The Lancet dergisinde yayımlanan ve Berlin’deki Dünya Sağlık Zirvesi’nde sunulan çalışmaya göre, özellikle ergenler ve genç yetişkinler ölüm riskinde artış yaşıyor.
Araştırma, alkol, intihar ve kazalara bağlı ölümlerin artmasıyla genç nüfusta yeni bir kriz uyarısı yapıyor. 16 bin 500 bilim insanının 300 binden fazla veri kaynağıyla yürüttüğü çalışma, küresel sağlık ve ölüm eğilimleri konusunda kapsamlı bir değerlendirme sunuyor.
Coğrafi farklılıklar dikkat çekiyor: 2023 itibarıyla kadınların ortalama yaşam süresi 76,3 yıl, erkeklerin ise 71,5 yıl. Yüksek gelirli bölgelerde bu süre 83 yıla ulaşırken, Sahra Altı Afrika’da yalnızca 62 yıl olarak kaydedildi. Kuzey ve Latin Amerika’nın bazı bölgelerinde ise madde bağımlılığı ve intihar, genç ölümlerinin başlıca nedenleri arasında.
Washington Üniversitesi Sağlık Ölçümleri ve Değerlendirme Enstitüsü Direktörü Dr. Christopher Murray, özellikle genç kadınlar arasında ölüm artışının kaygı ve depresyon oranlarının yükselmesiyle bağlantılı olduğunu belirtti. Ruh sağlığındaki bozulmanın sosyal medya, elektronik cihazlar veya toplumsal değişimler gibi birçok faktörden kaynaklanabileceği vurgulandı.
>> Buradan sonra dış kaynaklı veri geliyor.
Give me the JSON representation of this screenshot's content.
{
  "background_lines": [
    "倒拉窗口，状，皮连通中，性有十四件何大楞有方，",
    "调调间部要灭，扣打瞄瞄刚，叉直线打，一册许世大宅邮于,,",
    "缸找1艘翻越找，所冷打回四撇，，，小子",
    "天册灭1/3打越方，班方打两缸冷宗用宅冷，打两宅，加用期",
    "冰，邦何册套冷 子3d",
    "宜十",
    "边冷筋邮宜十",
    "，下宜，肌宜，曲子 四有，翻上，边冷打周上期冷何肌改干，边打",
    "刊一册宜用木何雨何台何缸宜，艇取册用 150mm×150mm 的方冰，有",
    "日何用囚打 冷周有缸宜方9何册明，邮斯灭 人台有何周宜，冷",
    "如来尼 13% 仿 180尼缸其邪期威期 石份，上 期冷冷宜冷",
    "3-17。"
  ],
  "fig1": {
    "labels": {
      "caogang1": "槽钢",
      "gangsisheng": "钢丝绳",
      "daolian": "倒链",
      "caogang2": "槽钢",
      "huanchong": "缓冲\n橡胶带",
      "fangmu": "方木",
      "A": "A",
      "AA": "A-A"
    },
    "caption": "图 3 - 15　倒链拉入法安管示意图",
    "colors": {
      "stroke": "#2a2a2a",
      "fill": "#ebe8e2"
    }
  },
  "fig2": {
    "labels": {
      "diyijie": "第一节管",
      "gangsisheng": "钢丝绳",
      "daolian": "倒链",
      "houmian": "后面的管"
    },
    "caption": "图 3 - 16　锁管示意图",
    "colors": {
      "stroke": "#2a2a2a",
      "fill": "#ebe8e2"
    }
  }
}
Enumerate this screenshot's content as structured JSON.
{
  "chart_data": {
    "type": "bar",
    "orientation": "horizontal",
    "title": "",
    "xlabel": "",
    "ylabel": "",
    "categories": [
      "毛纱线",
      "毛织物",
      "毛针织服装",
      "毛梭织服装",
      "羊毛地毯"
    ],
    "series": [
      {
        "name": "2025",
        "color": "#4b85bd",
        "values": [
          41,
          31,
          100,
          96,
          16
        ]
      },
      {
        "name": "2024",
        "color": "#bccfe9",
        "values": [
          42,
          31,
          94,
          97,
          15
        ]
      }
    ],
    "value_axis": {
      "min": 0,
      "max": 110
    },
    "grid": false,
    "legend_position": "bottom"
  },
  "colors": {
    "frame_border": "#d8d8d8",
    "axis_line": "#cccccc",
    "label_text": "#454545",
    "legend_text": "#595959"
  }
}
Sahra Altı Afrika’da ise 5-14 yaş arası çocuk ölümleri önceki tahminlerden yüksek çıkarken, 15-29 yaş arası kadınlarda ölüm oranı yüzde 61 daha fazla tespit edildi. Gebelik komplikasyonları, trafik kazaları ve menenjit bu artışın başlıca nedenleri olarak öne çıktı.
Araştırma, kronik hastalıkların küresel sağlık sorunlarının üçte ikisini oluşturduğunu, ruh sağlığı bozukluklarının ise keskin biçimde arttığını ortaya koyuyor. Yüksek tansiyon, hava kirliliği, sigara ve obezite gibi önlenebilir risk faktörlerinin dünya genelindeki hastalık yükünün yarısını oluşturduğu hesaplandı.
Uzmanlar, hükümetleri ve sağlık otoritelerini gençler için hızlı ve stratejik önlemler almaya çağırırken, düşük gelirli ülkelerdeki sağlık sistemlerindeki zayıflıkların genç nüfusun yaşamını olumsuz etkilediği uyarısı yapıldı.